An election stunt that the mayor of Madrid is completely out of control: he loses hundreds of shared electric bikes

It should have contributed to a resounding electoral victory: the arrival in Madrid of a new and temporarily empty system of shared electric bicycles. With hundreds of bikes off the radar, Mayor Martínez Almeida is fueling anger rather than voting.

Dion Mebius

Empty racks without exception, randomly thrown away or even lost bikes and many thousands of deeply frustrated users. No, Madrid’s mayor had to admit on Tuesday: His campaign around the bismad, as the Spanish capital’s shared electric bike is called, has not yet been a success. “I will not deny that there is a problem,” said Jose Luis Martínez-Almeida. But he added, in an attempt to save face, “stems from an ambitious project.”

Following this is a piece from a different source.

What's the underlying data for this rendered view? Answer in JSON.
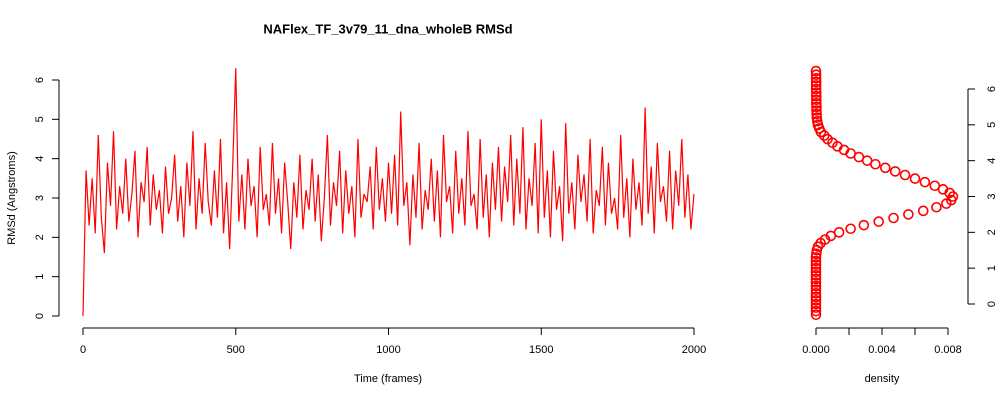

An enhanced and free shared bike

This “ambitious project” is the launch of the Bicimad 2.0, the successor to the shared electric bike that Madrid began using in 2014. The nearly 3,000 Bicimads were very welcome in the mountainous city and therefore difficult to ride, but the growing number of defective and broken bikes has become a nuisance among Madrilenians in recent years.

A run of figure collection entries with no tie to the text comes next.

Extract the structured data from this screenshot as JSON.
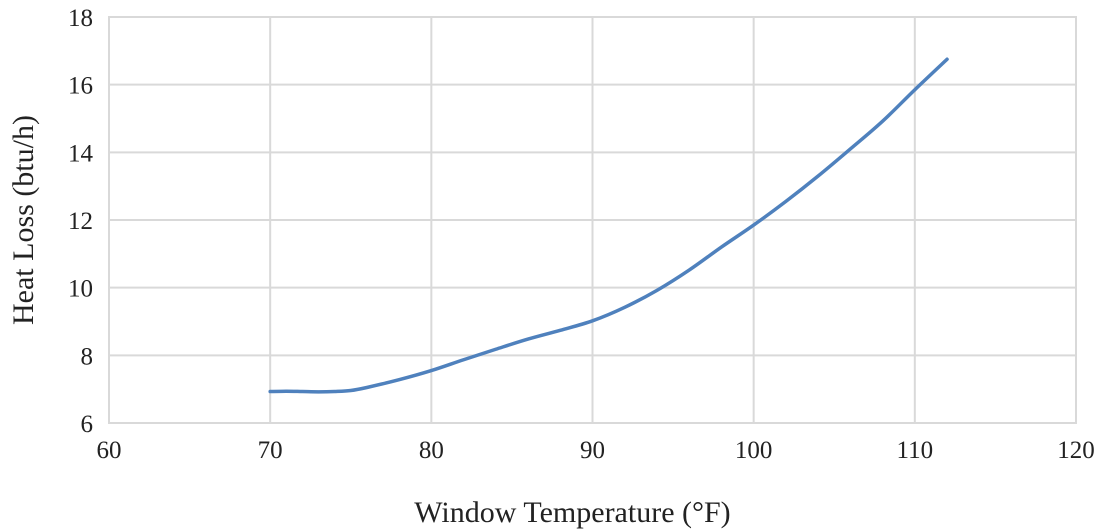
{
  "chart_data": {
    "type": "line",
    "title": "",
    "xlabel": "Window Temperature (°F)",
    "ylabel": "Heat Loss (btu/h)",
    "xlim": [
      60,
      120
    ],
    "ylim": [
      6,
      18
    ],
    "x_ticks": [
      60,
      70,
      80,
      90,
      100,
      110,
      120
    ],
    "y_ticks": [
      6,
      8,
      10,
      12,
      14,
      16,
      18
    ],
    "grid": true,
    "legend": "none",
    "series": [
      {
        "color": "#4f81bd",
        "x": [
          70,
          71,
          72,
          73,
          74,
          75,
          76,
          78,
          80,
          82,
          84,
          86,
          88,
          90,
          92,
          94,
          96,
          98,
          100,
          102,
          104,
          106,
          108,
          110,
          112
        ],
        "y": [
          6.93,
          6.94,
          6.93,
          6.92,
          6.93,
          6.96,
          7.05,
          7.28,
          7.55,
          7.87,
          8.18,
          8.48,
          8.74,
          9.02,
          9.42,
          9.92,
          10.52,
          11.2,
          11.85,
          12.55,
          13.3,
          14.1,
          14.92,
          15.85,
          16.75
        ]
      }
    ]
  }
}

Although this decline has been unfolding under his leadership since 2019, Martínez-Almeida has smelled electoral opportunities. In the run-up to the regional and municipal elections in Spain on May 28, the right-wing conservative mayor has decided to present himself as the great bicycle savior. The improved Bicimad was built using steam and boiling water, which the mayor personally presented to the press on 6 March. As an added gesture, use new and older shared bikes for free through August.

Two different systems

The result is an amazing mess. Since the currently 800 new shared bikes do not fit in the charging stations of the old Bicimads, and the old bikes do not fit in the new charging stations, confused users leave their bikes everywhere on the street. According to the newspaper El Pais Madrid was He lost his 500 bike after only one weeka problem that has since gotten worse due to many empty shelves.

It’s possible that a handful of new users may have accessed the temporarily free shared bikes: Not everyone seems to understand that bikes have to go back to their charging stations, the city council grumbles. To limit the damage caused by the failed election campaign, the council sent ten teams of two municipal employees each. They roam the city in 24-hour shifts in pickup trucks, looking for bikes lost in Martínez-Almeida.